Every year when the Man Booker Prize longlist is announced, I think to myself: "I should read all those book and be an intellectual person that people see on the street and think: 'My goodness! There goes a well-read intellectual person.'"
This has never happened. The reading bit or the stranger admiration.
But, it's that time of year again and so I am here to talk about We Need New Names by NoViolet Bulawayo.
This is a tough book to talk about for many reasons.
Firstly, I don't often read or review Literature with a capital L. Because it is often Depressing with a capital Damn, Bad Stuff Happens To People (Most of Them Jerks).
Secondly, this is not a fun book to read.
We Need New Names is the coming-of-age novel of Darling, who is growing up in Paradise, a shantytown in Zimbabwe. Her life there is divided into before and now. Before, she went to the school because there were teachers and she lived in a house and her father was home and healthy. Then, the entire village was bulldozed - sometimes with the children still inside the houses.
Now, they live in tin shacks and the men are gone to far-off countries to work and her mother is at the border trying to make money. Darling and her friends (Bastard, Chipo, Godknows, Sbho and Stina) roam the streets of rich neighbourhoods to steal guavas.
Bulawayo is a powerful writer. There's a steel and a poetry to her writing that marks her as one of the up-and-coming writers of this generation. We Need New Names is her debut novel based on her Caine award-winning short story "Hitting Budapest." The novel does feel more like a connected collection of shorts instead of one cohesive story.
In fact, there's a lot of whiplash. One moment we are watching the funeral in the makeshift Paradise cemetery and then we're in America in "Destroyedmichygen." And here's where the book faltered for me. Her prose really sang when she wrote about Darling's life in Paradise. But when we get to America, we see Darling and her friends watching violent porn in the basement and the transition severs our connection to the story. Who is Darling now? What are her hopes and dreams and feelings? Within the roaming pack of children, we understand her. But when she is alone and separated from the group and her place, she becomes a ghost.
Trying to put in the book in context though, this review by Helon Habila really resonated:
I was at a Caine prize seminar a few years back and the discussion was on the state of the new fiction coming out of Africa. One of the panelists, in passing, accused the new writers of "performing Africa" for the world. To perform Africa, the distinguished panellist explained, is to inundate one's writing with images and symbols and allusions that evoke, to borrow a phrase from Aristotle, pity and fear, but not in a real tragic sense, more in a CNN, western-media-coverage-of-Africa, poverty-porn sense. We are talking child soldiers, genocide, child prostitution, female genital mutilation, political violence, police brutality, dictatorships, predatory preachers, dead bodies on the roadside. The result, for the reader, isn't always catharsis, as Aristotle suggested, but its direct opposite: a sort of creeping horror that leads to a desensitization to the reality being represented.And We Need New Names occasionally reads like a checklist of TV Africa: political corruption, inept World Aid, duplicitous clergymen, crushing poverty, orphans, AIDS, incest, child rape, etc. The children are a little too on the nose with their political observations: "Stina said a country is a Coca-Cola bottle that can smash on the floor and disappoint you."

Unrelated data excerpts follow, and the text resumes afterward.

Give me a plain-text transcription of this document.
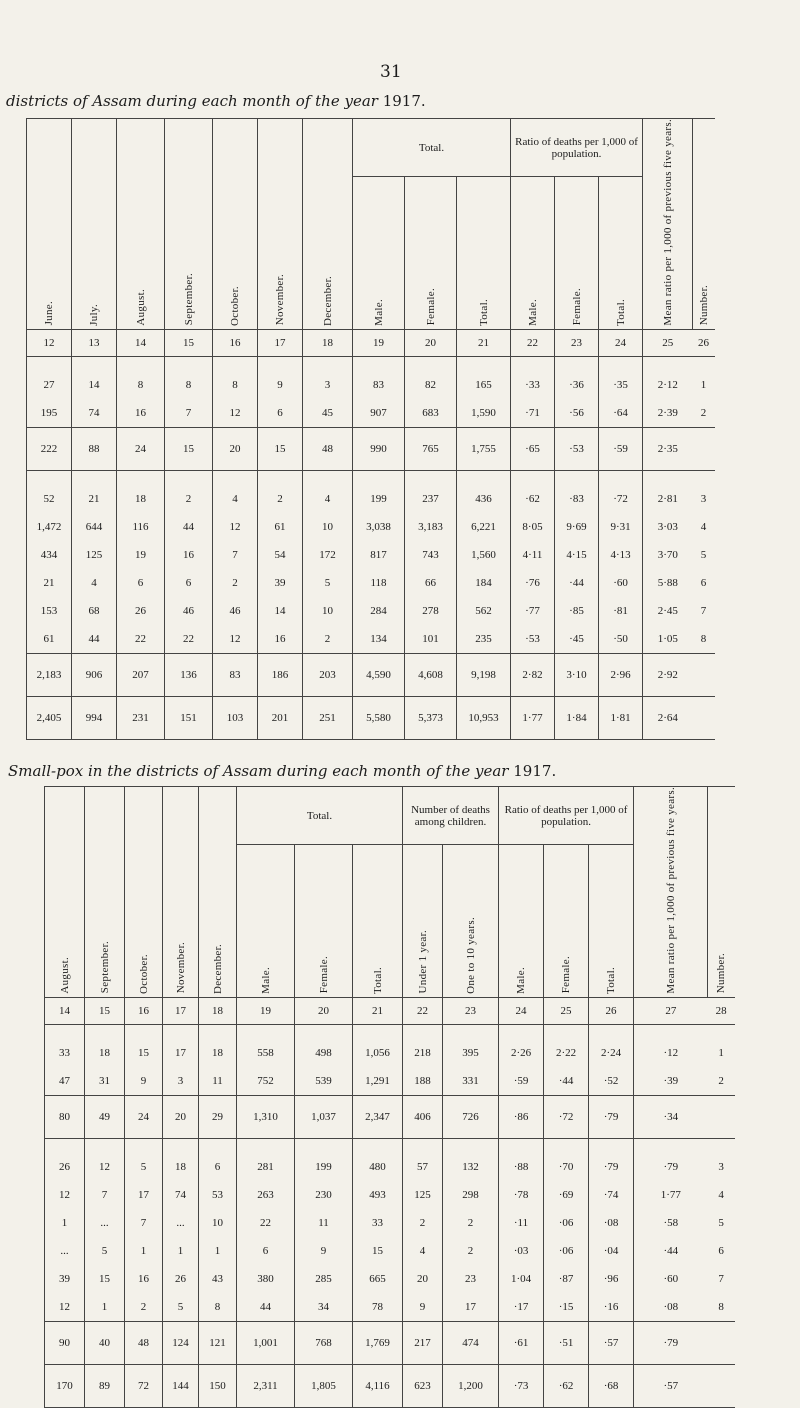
31
districts of Assam during each month of the year 1917.
June.	July.	August.	September.	October.	November.	December.	Total.			Ratio of deaths per 1,000 of population.			Mean ratio per 1,000 of previous five years.	Number.
							Male.	Female.	Total.	Male.	Female.	Total.		
12	13	14	15	16	17	18	19	20	21	22	23	24	25	26

27	14	8	8	8	9	3	83	82	165	·33	·36	·35	2·12	1
195	74	16	7	12	6	45	907	683	1,590	·71	·56	·64	2·39	2
222	88	24	15	20	15	48	990	765	1,755	·65	·53	·59	2·35	

52	21	18	2	4	2	4	199	237	436	·62	·83	·72	2·81	3
1,472	644	116	44	12	61	10	3,038	3,183	6,221	8·05	9·69	9·31	3·03	4
434	125	19	16	7	54	172	817	743	1,560	4·11	4·15	4·13	3·70	5
21	4	6	6	2	39	5	118	66	184	·76	·44	·60	5·88	6
153	68	26	46	46	14	10	284	278	562	·77	·85	·81	2·45	7
61	44	22	22	12	16	2	134	101	235	·53	·45	·50	1·05	8
2,183	906	207	136	83	186	203	4,590	4,608	9,198	2·82	3·10	2·96	2·92	
2,405	994	231	151	103	201	251	5,580	5,373	10,953	1·77	1·84	1·81	2·64	
Small-pox in the districts of Assam during each month of the year 1917.
August.	September.	October.	November.	December.	Total.			Number of deaths among children.		Ratio of deaths per 1,000 of population.			Mean ratio per 1,000 of previous five years.	Number.
					Male.	Female.	Total.	Under 1 year.	One to 10 years.	Male.	Female.	Total.		
14	15	16	17	18	19	20	21	22	23	24	25	26	27	28

33	18	15	17	18	558	498	1,056	218	395	2·26	2·22	2·24	·12	1
47	31	9	3	11	752	539	1,291	188	331	·59	·44	·52	·39	2
80	49	24	20	29	1,310	1,037	2,347	406	726	·86	·72	·79	·34	

26	12	5	18	6	281	199	480	57	132	·88	·70	·79	·79	3
12	7	17	74	53	263	230	493	125	298	·78	·69	·74	1·77	4
1	...	7	...	10	22	11	33	2	2	·11	·06	·08	·58	5
...	5	1	1	1	6	9	15	4	2	·03	·06	·04	·44	6
39	15	16	26	43	380	285	665	20	23	1·04	·87	·96	·60	7
12	1	2	5	8	44	34	78	9	17	·17	·15	·16	·08	8
90	40	48	124	121	1,001	768	1,769	217	474	·61	·51	·57	·79	
170	89	72	144	150	2,311	1,805	4,116	623	1,200	·73	·62	·68	·57	
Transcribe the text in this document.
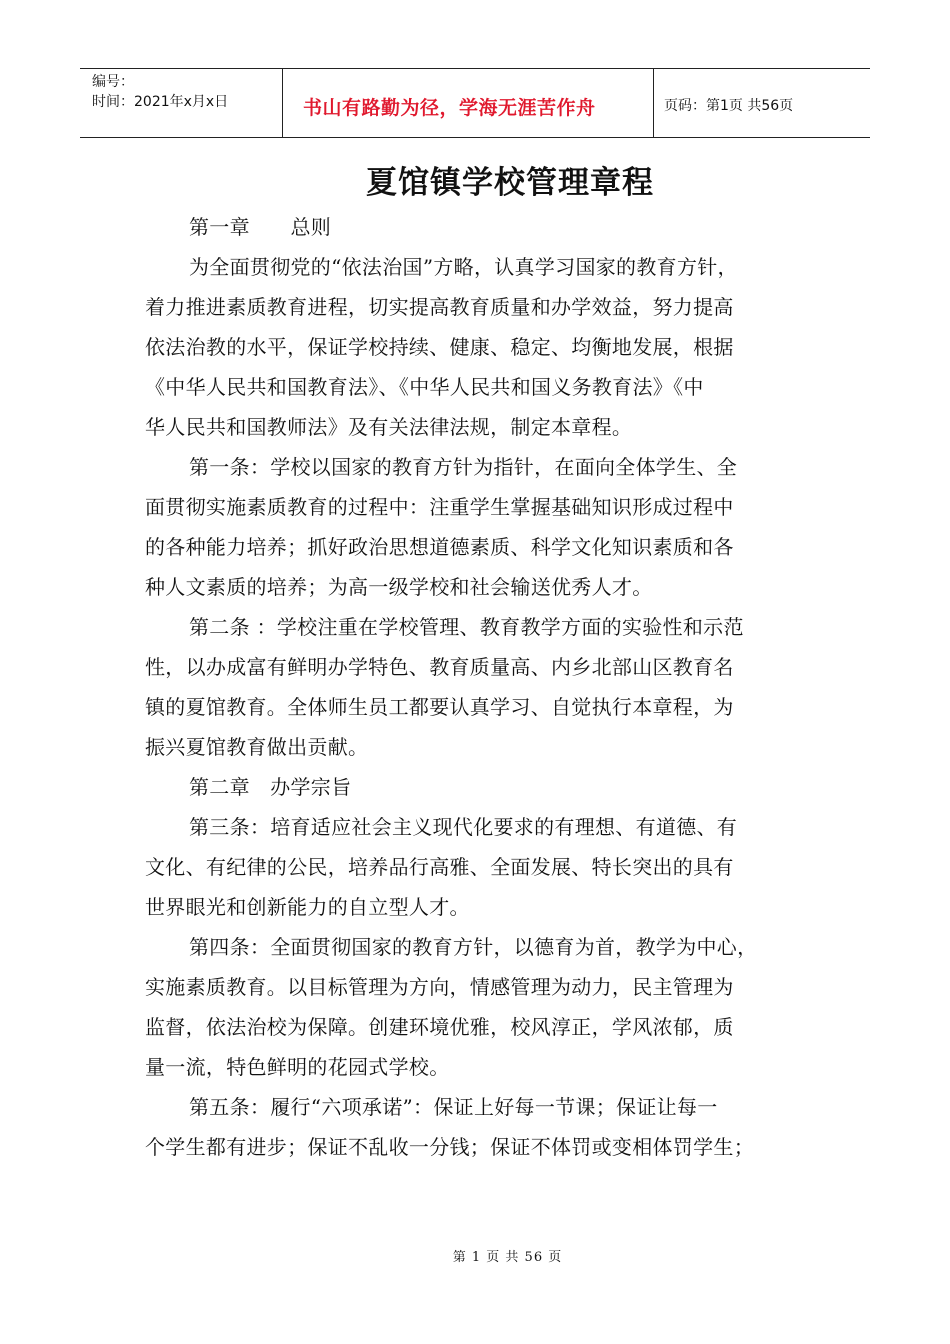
编号：
时间：2021年x月x日	书山有路勤为径，学海无涯苦作舟	页码：第1页 共56页
夏馆镇学校管理章程

第一章　　总则

为全面贯彻党的“依法治国”方略，认真学习国家的教育方针，
着力推进素质教育进程，切实提高教育质量和办学效益，努力提高
依法治教的水平，保证学校持续、健康、稳定、均衡地发展，根据
《中华人民共和国教育法》、《中华人民共和国义务教育法》《中
华人民共和国教师法》及有关法律法规，制定本章程。

第一条：学校以国家的教育方针为指针，在面向全体学生、全
面贯彻实施素质教育的过程中：注重学生掌握基础知识形成过程中
的各种能力培养；抓好政治思想道德素质、科学文化知识素质和各
种人文素质的培养；为高一级学校和社会输送优秀人才。

第二条 ：学校注重在学校管理、教育教学方面的实验性和示范
性，以办成富有鲜明办学特色、教育质量高、内乡北部山区教育名
镇的夏馆教育。全体师生员工都要认真学习、自觉执行本章程，为
振兴夏馆教育做出贡献。

第二章　办学宗旨

第三条：培育适应社会主义现代化要求的有理想、有道德、有
文化、有纪律的公民，培养品行高雅、全面发展、特长突出的具有
世界眼光和创新能力的自立型人才。

第四条：全面贯彻国家的教育方针，以德育为首，教学为中心，
实施素质教育。以目标管理为方向，情感管理为动力，民主管理为
监督，依法治校为保障。创建环境优雅，校风淳正，学风浓郁，质
量一流，特色鲜明的花园式学校。

第五条：履行“六项承诺”：保证上好每一节课；保证让每一
个学生都有进步；保证不乱收一分钱；保证不体罚或变相体罚学生；

第 1 页 共 56 页
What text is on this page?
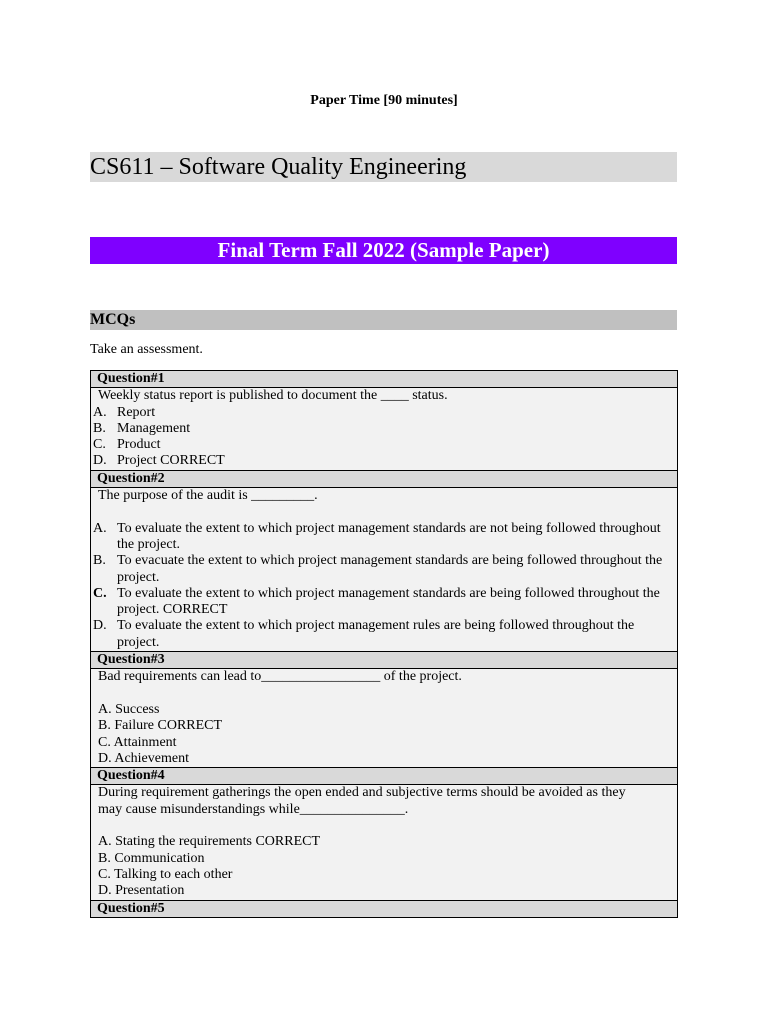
Paper Time [90 minutes]
CS611 – Software Quality Engineering
Final Term Fall 2022 (Sample Paper)
MCQs
Take an assessment.
Question#1

Weekly status report is published to document the ____ status.
A. Report
B. Management
C. Product
D. Project CORRECT

Question#2

The purpose of the audit is _________.
A. To evaluate the extent to which project management standards are not being followed throughout the project.
B. To evacuate the extent to which project management standards are being followed throughout the project.
C. To evaluate the extent to which project management standards are being followed throughout the project. CORRECT
D. To evaluate the extent to which project management rules are being followed throughout the project.

Question#3

Bad requirements can lead to_________________ of the project.
A. Success
B. Failure CORRECT
C. Attainment
D. Achievement

Question#4

During requirement gatherings the open ended and subjective terms should be avoided as they may cause misunderstandings while_______________.
A. Stating the requirements CORRECT
B. Communication
C. Talking to each other
D. Presentation

Question#5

But no one captures the simple wickedness of children better and this book is cruel and cutting in all the right places. Even weeks after finishing the book, I find myself thinking about the contradictions and ugly truths that Bulawayo exposes.
Will definitely be picking up Bulawayo's next book when it comes out. That and about four fluffy cozy mysteries to read afterwards to maintain equilibrium to prevent the post-reading "I am just going to curl up in a quilt under my bed and numbly contemplate the cruelty of mankind."